In this regard, Dong Dengxin proposed the following suggestions: first, in the process of new stock subscription, market value allotment should be abolished as soon as possible, and all investors inside and outside the market should be allowed to apply for new shares, and the interest of freezing funds should be transferred to the investor protection fund; second, in the five trading days before the IPO, not only the limit of rise and fall should be removed, but also the T + 0 reversal trading should be allowed, which is conducive to full bilateral trading between long and short Full game is more conducive to the price equilibrium of the secondary market of new shares. To a certain extent, this can make up for the serious shortage of the "short mechanism" with high cost and high risk in the financing and securities lending of new shares; thirdly, wait for the time to mature, and then, like the Hong Kong stock exchange, completely abolish the limit on the rise and fall of A-shares, and fully restore the T + 0 revolving trading mechanism.

With regard to the first proposal mentioned above, some institutional personages further pointed out that "all investors inside and outside the market can be allowed to pay a deposit to apply for new shares, and the interest of freezing funds and the deposit of penalty for breach of contract shall be transferred to the investor protection fund". In his opinion, only when the real gold and silver deposit is paid in and the penalty for breach of contract can the investors' behavior of "striking new products" be more cautious and rational.

It said that if credit applied for new shares, if it defaults in bear market and fails to pay for three times, then it will be disqualified from issuing new shares within six months, and can be renewed six months later.
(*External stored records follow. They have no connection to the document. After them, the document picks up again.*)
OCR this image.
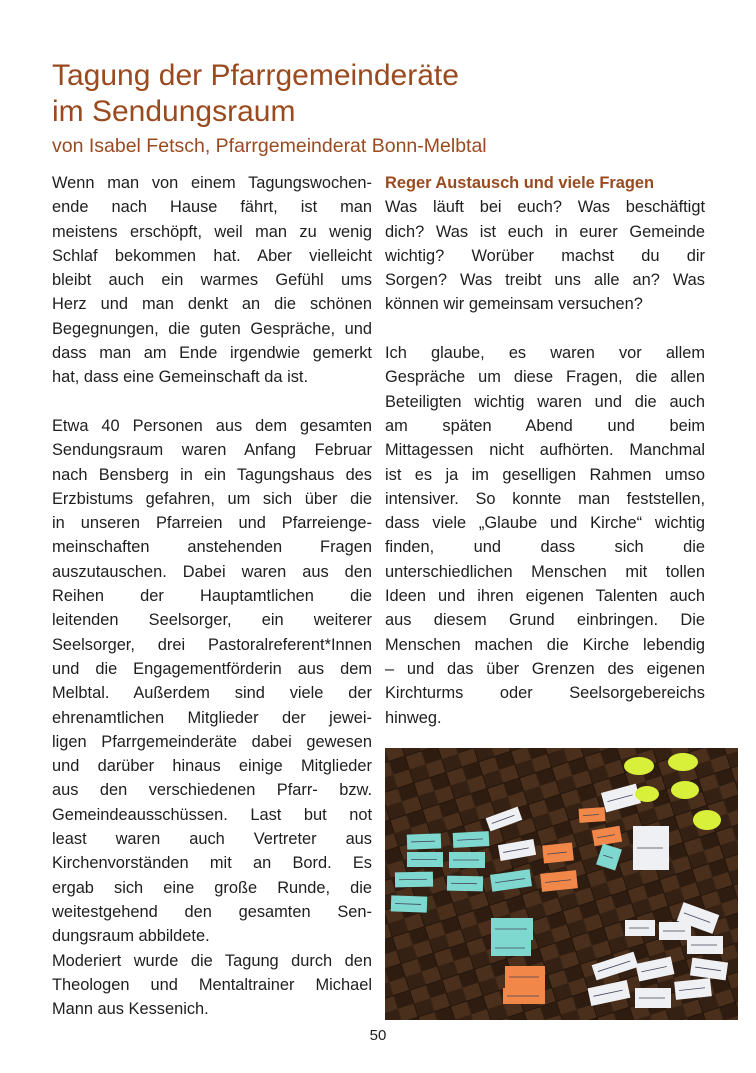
Tagung der Pfarrgemeinderäte
im Sendungsraum
von Isabel Fetsch, Pfarrgemeinderat Bonn-Melbtal
Wenn man von einem Tagungswochen-
ende nach Hause fährt, ist man
meistens erschöpft, weil man zu wenig
Schlaf bekommen hat. Aber vielleicht
bleibt auch ein warmes Gefühl ums
Herz und man denkt an die schönen
Begegnungen, die guten Gespräche, und
dass man am Ende irgendwie gemerkt
hat, dass eine Gemeinschaft da ist.
Etwa 40 Personen aus dem gesamten
Sendungsraum waren Anfang Februar
nach Bensberg in ein Tagungshaus des
Erzbistums gefahren, um sich über die
in unseren Pfarreien und Pfarreienge-
meinschaften anstehenden Fragen
auszutauschen. Dabei waren aus den
Reihen der Hauptamtlichen die
leitenden Seelsorger, ein weiterer
Seelsorger, drei Pastoralreferent*Innen
und die Engagementförderin aus dem
Melbtal. Außerdem sind viele der
ehrenamtlichen Mitglieder der jewei-
ligen Pfarrgemeinderäte dabei gewesen
und darüber hinaus einige Mitglieder
aus den verschiedenen Pfarr- bzw.
Gemeindeausschüssen. Last but not
least waren auch Vertreter aus
Kirchenvorständen mit an Bord. Es
ergab sich eine große Runde, die
weitestgehend den gesamten Sen-
dungsraum abbildete.
Moderiert wurde die Tagung durch den
Theologen und Mentaltrainer Michael
Mann aus Kessenich.
Reger Austausch und viele Fragen
Was läuft bei euch? Was beschäftigt
dich? Was ist euch in eurer Gemeinde
wichtig? Worüber machst du dir
Sorgen? Was treibt uns alle an? Was
können wir gemeinsam versuchen?
Ich glaube, es waren vor allem
Gespräche um diese Fragen, die allen
Beteiligten wichtig waren und die auch
am späten Abend und beim
Mittagessen nicht aufhörten. Manchmal
ist es ja im geselligen Rahmen umso
intensiver. So konnte man feststellen,
dass viele „Glaube und Kirche“ wichtig
finden, und dass sich die
unterschiedlichen Menschen mit tollen
Ideen und ihren eigenen Talenten auch
aus diesem Grund einbringen. Die
Menschen machen die Kirche lebendig
– und das über Grenzen des eigenen
Kirchturms oder Seelsorgebereichs
hinweg.
50
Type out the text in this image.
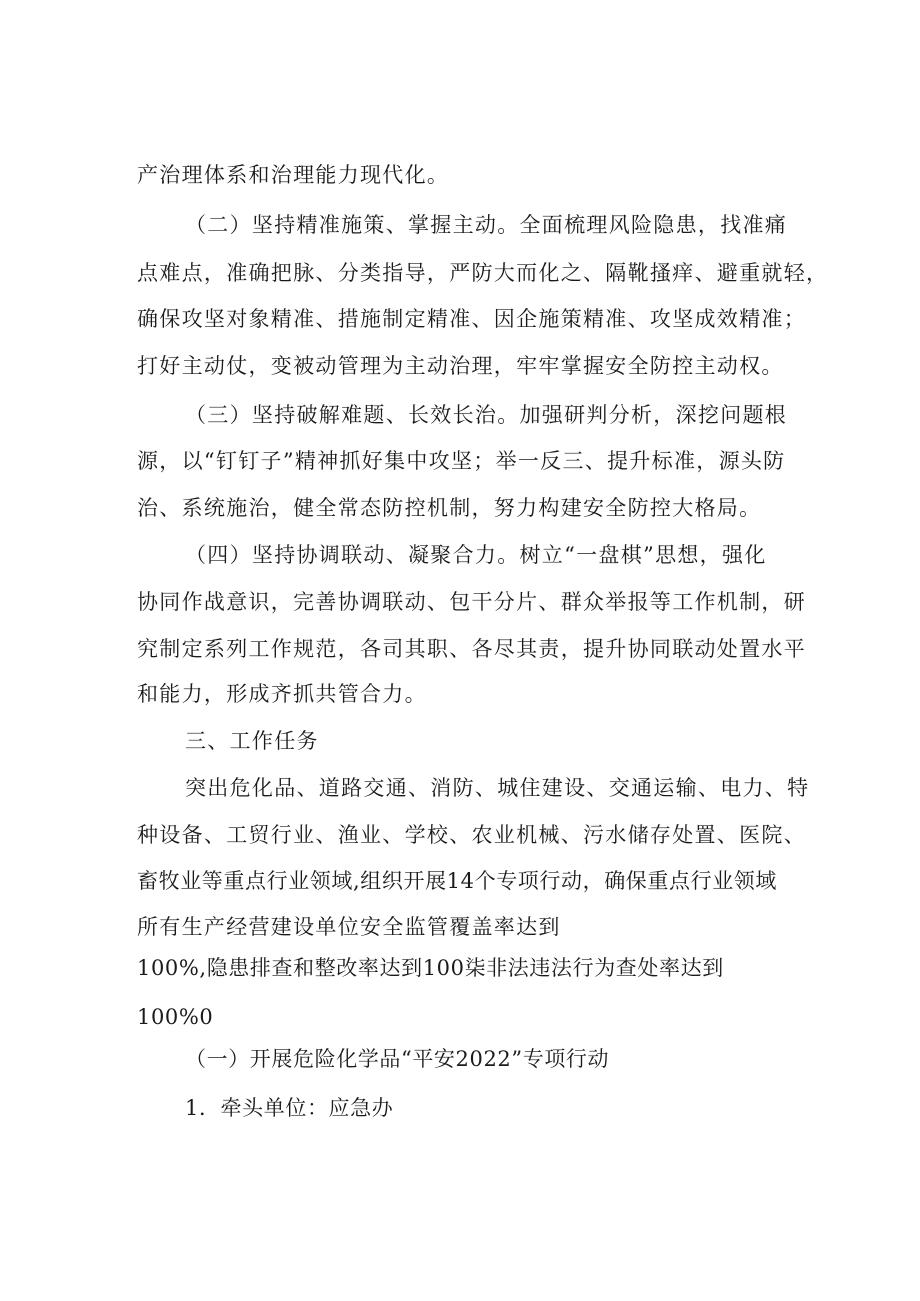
产治理体系和治理能力现代化。
（二）坚持精准施策、掌握主动。全面梳理风险隐患，找准痛
点难点，准确把脉、分类指导，严防大而化之、隔靴搔痒、避重就轻，
确保攻坚对象精准、措施制定精准、因企施策精准、攻坚成效精准；
打好主动仗，变被动管理为主动治理，牢牢掌握安全防控主动权。
（三）坚持破解难题、长效长治。加强研判分析，深挖问题根
源，以“钉钉子”精神抓好集中攻坚；举一反三、提升标准，源头防
治、系统施治，健全常态防控机制，努力构建安全防控大格局。
（四）坚持协调联动、凝聚合力。树立“一盘棋”思想，强化
协同作战意识，完善协调联动、包干分片、群众举报等工作机制，研
究制定系列工作规范，各司其职、各尽其责，提升协同联动处置水平
和能力，形成齐抓共管合力。
三、工作任务
突出危化品、道路交通、消防、城住建设、交通运输、电力、特
种设备、工贸行业、渔业、学校、农业机械、污水储存处置、医院、
畜牧业等重点行业领域,组织开展14个专项行动，确保重点行业领域
所有生产经营建设单位安全监管覆盖率达到
100%,隐患排查和整改率达到100柒非法违法行为查处率达到
100%0
（一）开展危险化学品“平安2022”专项行动
1．牵头单位：应急办
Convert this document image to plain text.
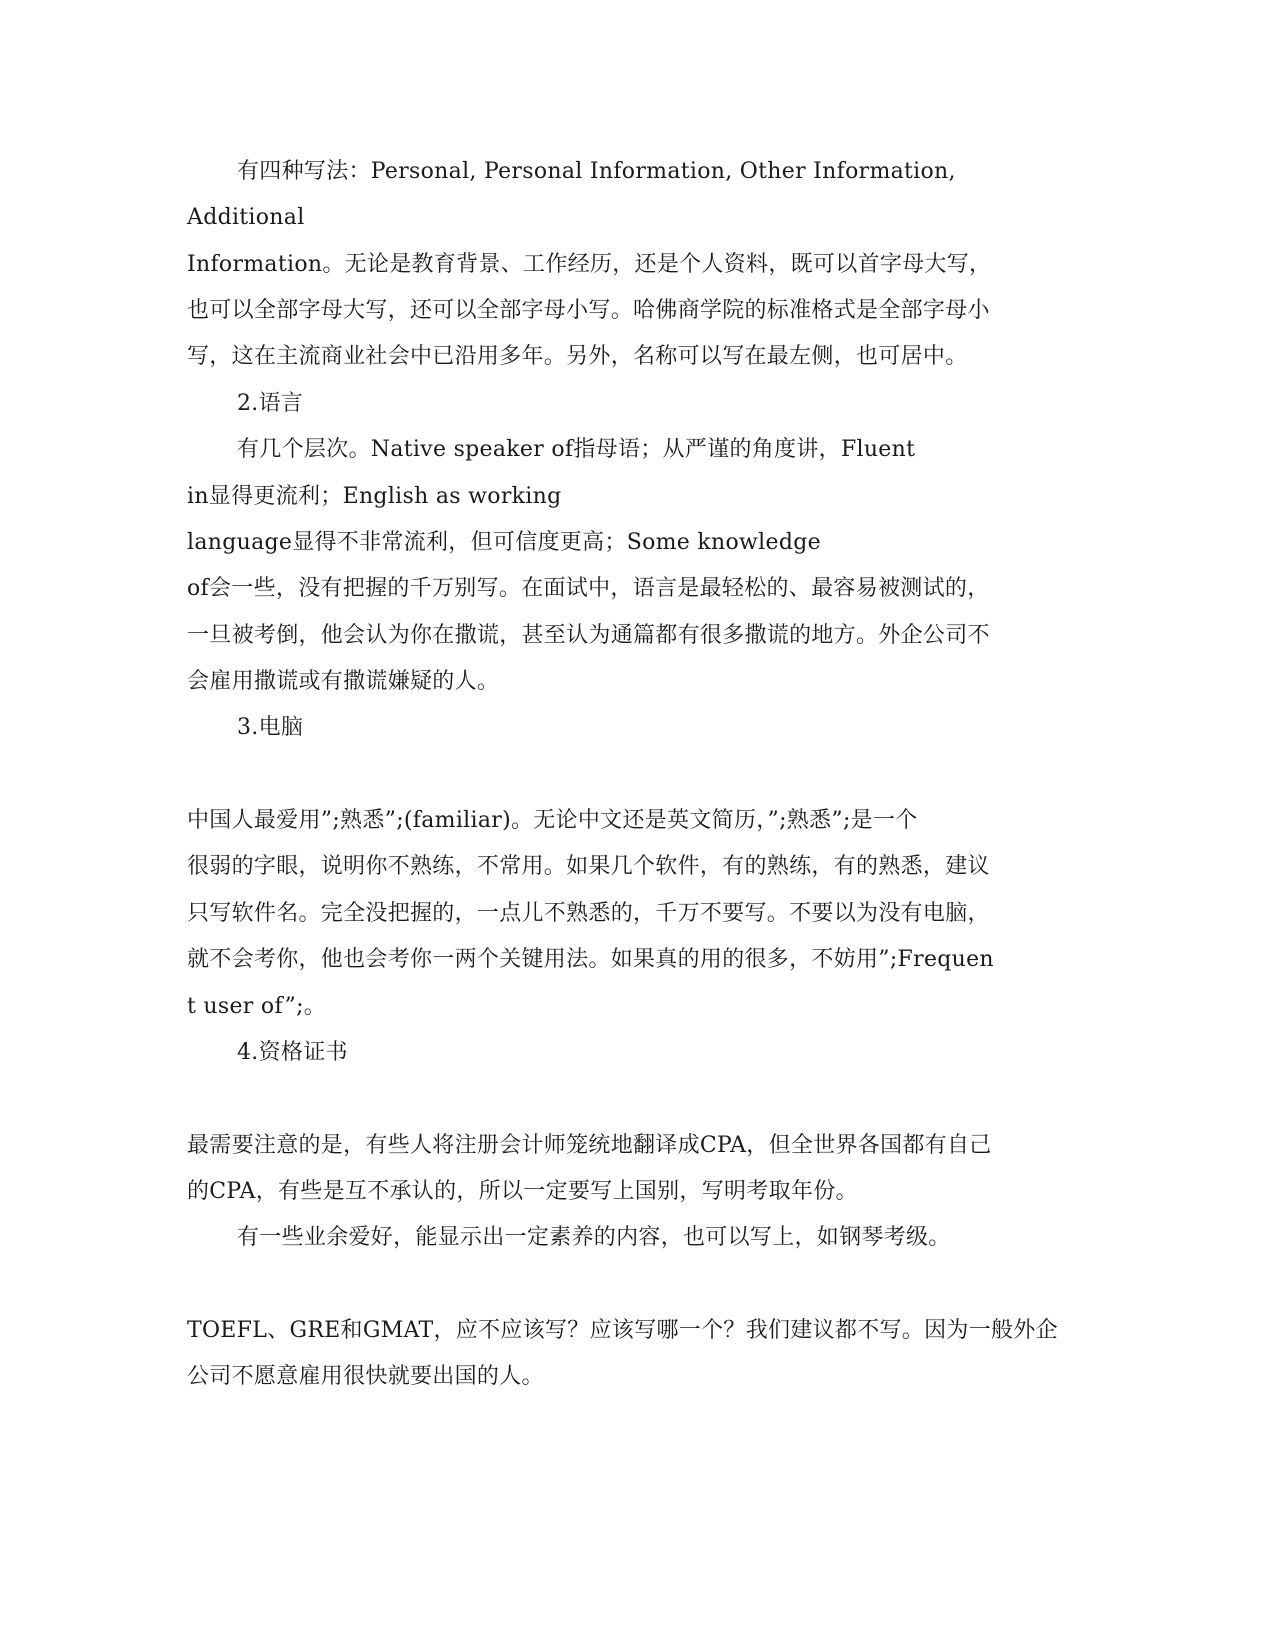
有四种写法：Personal, Personal Information, Other Information,
Additional
Information。无论是教育背景、工作经历，还是个人资料，既可以首字母大写，
也可以全部字母大写，还可以全部字母小写。哈佛商学院的标准格式是全部字母小
写，这在主流商业社会中已沿用多年。另外，名称可以写在最左侧，也可居中。
2.语言
有几个层次。Native speaker of指母语；从严谨的角度讲，Fluent
in显得更流利；English as working
language显得不非常流利，但可信度更高；Some knowledge
of会一些，没有把握的千万别写。在面试中，语言是最轻松的、最容易被测试的，
一旦被考倒，他会认为你在撒谎，甚至认为通篇都有很多撒谎的地方。外企公司不
会雇用撒谎或有撒谎嫌疑的人。
3.电脑
中国人最爱用”;熟悉”;(familiar)。无论中文还是英文简历，”;熟悉”;是一个
很弱的字眼，说明你不熟练，不常用。如果几个软件，有的熟练，有的熟悉，建议
只写软件名。完全没把握的，一点儿不熟悉的，千万不要写。不要以为没有电脑，
就不会考你，他也会考你一两个关键用法。如果真的用的很多，不妨用”;Frequen
t user of”;。
4.资格证书
最需要注意的是，有些人将注册会计师笼统地翻译成CPA，但全世界各国都有自己
的CPA，有些是互不承认的，所以一定要写上国别，写明考取年份。
有一些业余爱好，能显示出一定素养的内容，也可以写上，如钢琴考级。
TOEFL、GRE和GMAT，应不应该写？应该写哪一个？我们建议都不写。因为一般外企
公司不愿意雇用很快就要出国的人。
Thus, the cost of default is not high. If the deposit is confiscated for three times, it will be 2% - 5% for each time, which will add up to 6% - 15% capital loss. If you don't pay for three times, you will lose the income from the annual subscription of new shares, which will significantly increase the cost of default. It also does not affect the central bank's currency issuance and the liquidity of commercial banks.

However, according to the interview of the 21st century economic report, some investors agree to maintain the market value allotment system even though there are still considerable profits in the overall situation of Daxin.

Li Kejie, general manager of Guangzhou Quanhong fund, said frankly to reporters that he was still sticking to the new strategy. If it falls below the issue price on the first day and it is normal, it will not be renewed.

"This is not the time to abolish it. There are and only when the first day of listing breaks, and when this situation is normal, it can be considered to cancel. " In his opinion.

The reason why IPO companies are dissatisfied with the current IPO system is that they are dissatisfied with the IPO market value, and even worse than the existing public offering system The market standardization will naturally become more prominent. " Shen Meng, executive director of Xiangsong capital, told the 21st century economic reporter.